Compared to the Android and iOS app stores, the Windows Store is still in its early stages of adoption, and its application development community has not been subjected to the same software security scrutiny as other app ecosystems. As Windows mobile sees increased enterprise use, however, ensuring applications are secure will be essential for avoiding a potentially high-profile gaffe, according to developer Bill Sempf, who presented at the recent Black Hat Europe conference. To harden Windows 8 apps for the Windows Store, programmers can increase their awareness of potential attack vectors and adopt security best practices such as the use of source code analysis software.
With its introduction of the new Windows Store, Microsoft also debuted a new SDK called WinRT, Sempf explained. WinRT has development hooks in HTML5, .NET and C++. Although having three platforms creates a larger attack surface, the Windows Store sandbox, which resembles that of other runtime applications, has been considerably hardened, making application security mostly a matter of information protection and securing underlying services.
WinRT features of note
There are several potential attack vectors that developers need to consider when working with WinRT, Sempf explained. Among these are the Live Connect Identity API, which allows apps to use Windows login information from other apps, the Capabilities interface, which allows developers to set which OS functions the app will use, remote and local storage controls and networking options. Capabilities are complemented by Declarations, which allow developers to set the type of access their app needs from the OS, the Corelan Team noted in a summary of Sempf’s talk. These are also important, as they can allow for backdoor access if poorly handled.
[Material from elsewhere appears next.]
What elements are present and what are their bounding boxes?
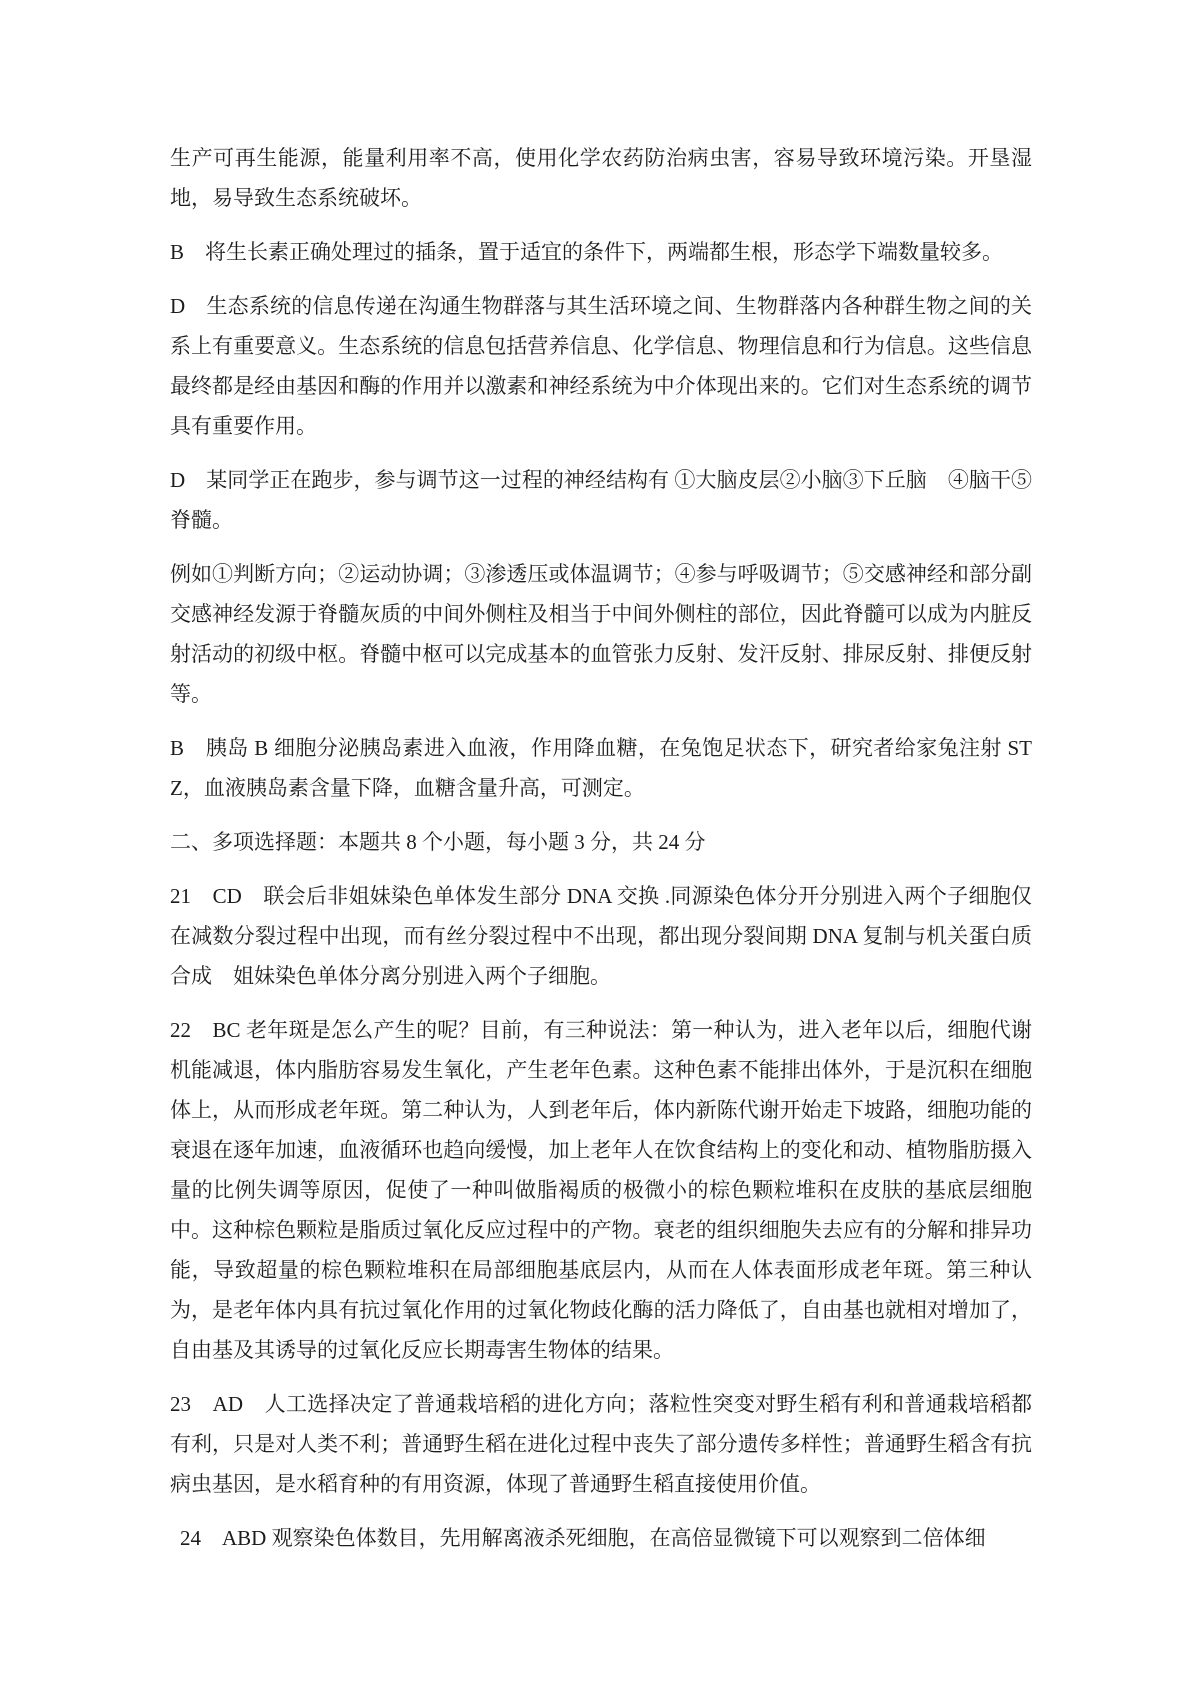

“Even if apps don’t know anything about each other, can still work together by setting them as a ‘share’ target,” the Corelan Team blog explained. “If you enable your app to be a ‘share’ target, you’d better provide the code to handle this properly.”
While poorly applied settings could expose developers to security issues, WinRT has several built in security controls, Sempf noted. Windows.Security provides built-in hashing and encryption APIs, OAuth standardizes authentication and unexpected behavior such as an XSS attack is designed to crash an app. Additionally, the Windows 8 kernel has been hardened to resist most contemporary malware designed to take advantage of it.
Best practices in WinRT
Sempf also recommended developers pay close attention to how they handle both local and remote storage and that they test their service layer. Setting capabilities to limit privileges to the essential functions is important, as programmers should minimize the number of touchpoints attackers could potentially use. In particular, applications should try to avoid using the Documents Library, Enterprise Authentication and Shared User Credentials capabilities, as these offer admin level access and are generally unnecessary.
In general, Sempf said, Microsoft was thorough in its security settings for WinRT, mitigating many of the errors developers might easily make. However, adopting precautions such as the use of source code analysis tools and code review can help further reduce the danger of poorly secured applications.
“[T]here is little protection for bad code,” Sempf wrote. “Building insecure apps will make life easier for the attackers, and using the ecosystem improperly will weaken the whole environment. Taking care to code securely, test and review configuration with the Good Ideas in mind will make for a quality experience for your users and all users.”